His paddle remained stowed, and the loons continued to call. Then came a pause, and John dared mimic the sound. One of the loons said something in return, and in that brief, heady instant, he felt part of the team. In the next instant, with a resumption of the birds' duet, he was excluded again, a species apart.
But not cold. He realized he was no longer cold. The fog was burning off under a brightening sun. By the time patches of blue showed through the mist, John guessed it was nearly nine. He straightened his legs and, easing back, braced his elbows on the gunwales. Turning his face to the sun, he closed his eyes, took a contented breath, and listened to silence, water, and loon.

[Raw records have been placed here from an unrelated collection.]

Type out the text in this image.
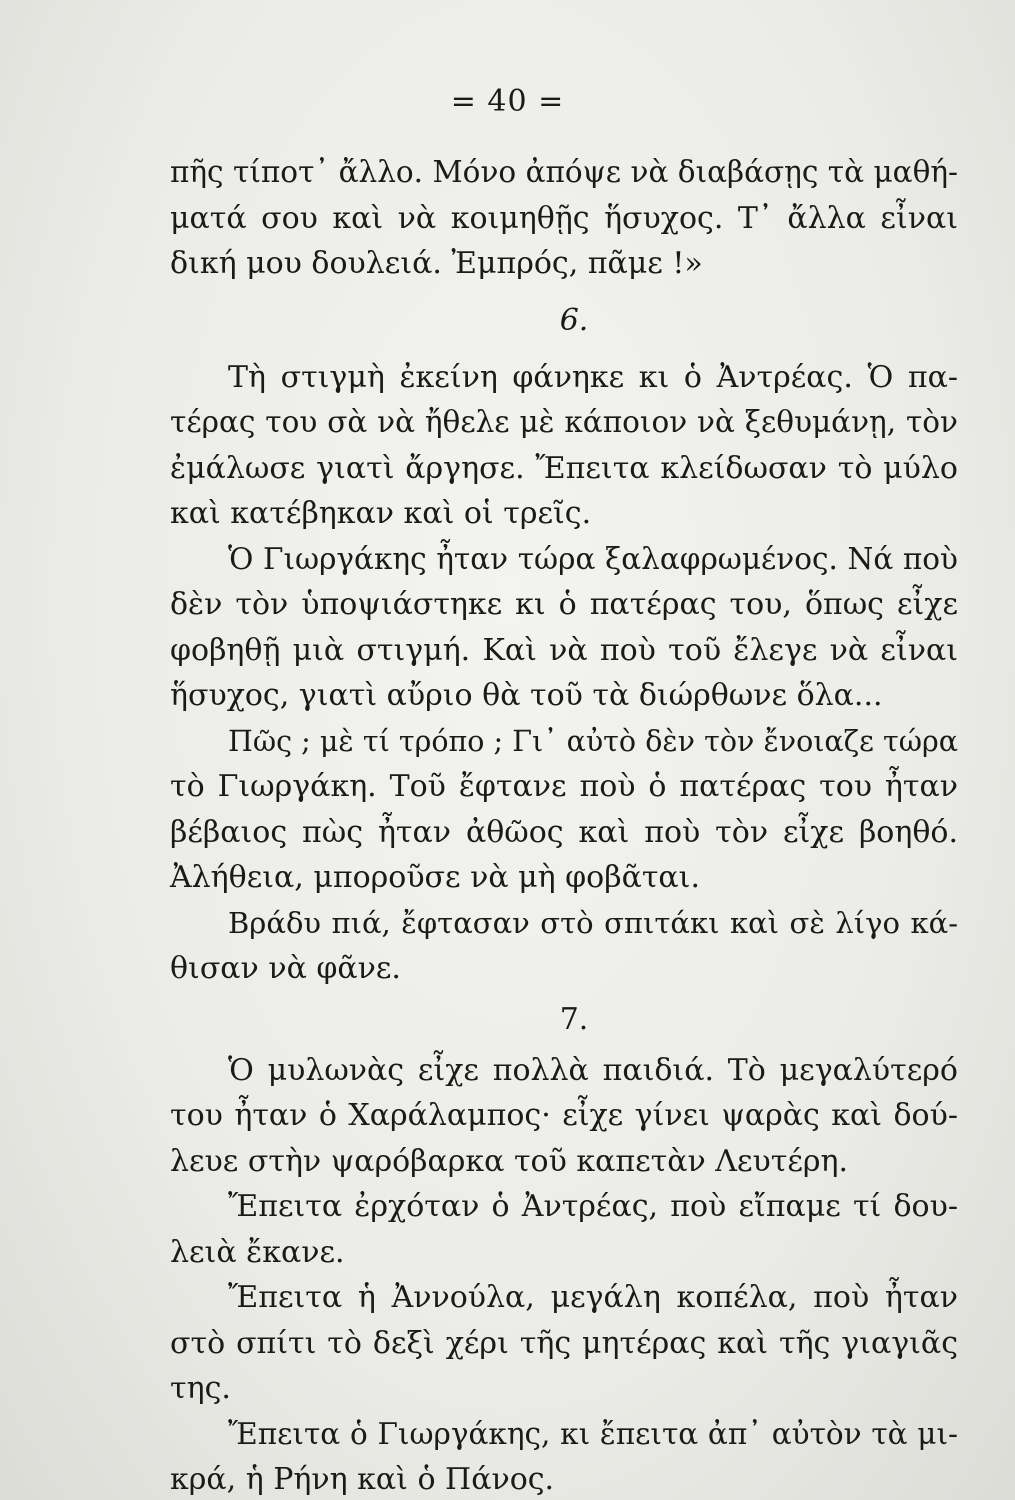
= 40 =
πῆς τίποτ᾽ ἄλλο. Μόνο ἀπόψε νὰ διαβάσῃς τὰ μαθή-
ματά σου καὶ νὰ κοιμηθῇς ἥσυχος. Τ᾽ ἄλλα εἶναι
δική μου δουλειά. Ἐμπρός, πᾶμε !»
6.
Τὴ στιγμὴ ἐκείνη φάνηκε κι ὁ Ἀντρέας. Ὁ πα-
τέρας του σὰ νὰ ἤθελε μὲ κάποιον νὰ ξεθυμάνῃ, τὸν
ἐμάλωσε γιατὶ ἄργησε. Ἔπειτα κλείδωσαν τὸ μύλο
καὶ κατέβηκαν καὶ οἱ τρεῖς.
Ὁ Γιωργάκης ἦταν τώρα ξαλαφρωμένος. Νά ποὺ
δὲν τὸν ὑποψιάστηκε κι ὁ πατέρας του, ὅπως εἶχε
φοβηθῇ μιὰ στιγμή. Καὶ νὰ ποὺ τοῦ ἔλεγε νὰ εἶναι
ἥσυχος, γιατὶ αὔριο θὰ τοῦ τὰ διώρθωνε ὅλα...
Πῶς ; μὲ τί τρόπο ; Γι᾽ αὐτὸ δὲν τὸν ἔνοιαζε τώρα
τὸ Γιωργάκη. Τοῦ ἔφτανε ποὺ ὁ πατέρας του ἦταν
βέβαιος πὼς ἦταν ἀθῶος καὶ ποὺ τὸν εἶχε βοηθό.
Ἀλήθεια, μποροῦσε νὰ μὴ φοβᾶται.
Βράδυ πιά, ἔφτασαν στὸ σπιτάκι καὶ σὲ λίγο κά-
θισαν νὰ φᾶνε.
7.
Ὁ μυλωνὰς εἶχε πολλὰ παιδιά. Τὸ μεγαλύτερό
του ἦταν ὁ Χαράλαμπος· εἶχε γίνει ψαρὰς καὶ δού-
λευε στὴν ψαρόβαρκα τοῦ καπετὰν Λευτέρη.
Ἔπειτα ἐρχόταν ὁ Ἀντρέας, ποὺ εἴπαμε τί δου-
λειὰ ἔκανε.
Ἔπειτα ἡ Ἀννούλα, μεγάλη κοπέλα, ποὺ ἦταν
στὸ σπίτι τὸ δεξὶ χέρι τῆς μητέρας καὶ τῆς γιαγιᾶς
της.
Ἔπειτα ὁ Γιωργάκης, κι ἔπειτα ἀπ᾽ αὐτὸν τὰ μι-
κρά, ἡ Ρήνη καὶ ὁ Πάνος.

After a time, when the sun began to heat his eyelids and the weight of responsibility grew too heavy to ignore, he pushed himself up. For a few last minutes he continued to watch and absorb the whatever-it-was that these birds gave him. Then smoothly and silently, if reluctantly, he retrieved his paddle from the floorboards and headed home.
The beauty of a beard was that it eliminated the need to shave. John kept his cropped close, which meant occasional touch-ups, but none of the daily scrape-and-bleed agony that he used to endure. Same thing with a necktie. No need for one here. Or for a pressed shirt. Or for anything but denim down below. He didn't even have to worry about matching socks, since it was either bare feet and Birks in summer or work boots in winter, and then he could wear whatever socks he wanted and no one would see.
He still felt the novelty of showering, dressing, and hitting the road in ten minutes flat, and what a road. No traffic. No other cars. No horns. No cops. No speed limit. The road he drove now was framed by trees just shy of their peak of fall color. It wove in and out in a rough tracing of the lake and was cracked by years of frost heaves. Most other roads in town were the same. They imposed speed limits all on their own, and Lake Henry liked it that way. The town didn't cater to tourists as many of the surrounding lake towns did. There was no inn. There were no chic little shops. Despite a perennial brouhaha in the state legislature, there was no public access to the shore. Anyone who went out on the lake was either a resident, a friend of a resident, or a trespasser.
At that particular moment in time, with summer residents gone and only year-rounders left, the town's population was 1,721. Eleven babies were due, which would raise the count. Twelve citizens were terminally old or terminally ill, which would lower it. There were twenty-eight kids currently in college. Whether they would return was a toss-up. In John's day they left and never came back, but that was starting to change.
He made what he intended to be a brief stop at the general store, but got to talking national politics with Charlie Owens, who owned the store; and then Charlie's wife, Annette, told him that Stu and Amanda Watson's college junior, Hillary, was home for a quick day after a last minute decision to spend the semester abroad. Since Hillary had interned for John two summers before, he had a personal stake in her success, so he detoured to her house to get the story, take her picture, and wish her luck.
Back in the center of town, he turned in at the post office and continued on to the thin yellow Victorian that stood between it and the lake. Climbing from the truck -- a Chevy Tahoe, one of the perks of the job -- he reached across the seat for his briefcase, shouldered its strap, and scooped up the day's editions of four different newspapers, a bag of doughnuts, and his thermos. With the bag clutched in his teeth he sifted through his key ring as he crossed the dirt drive to the Victorian's side door.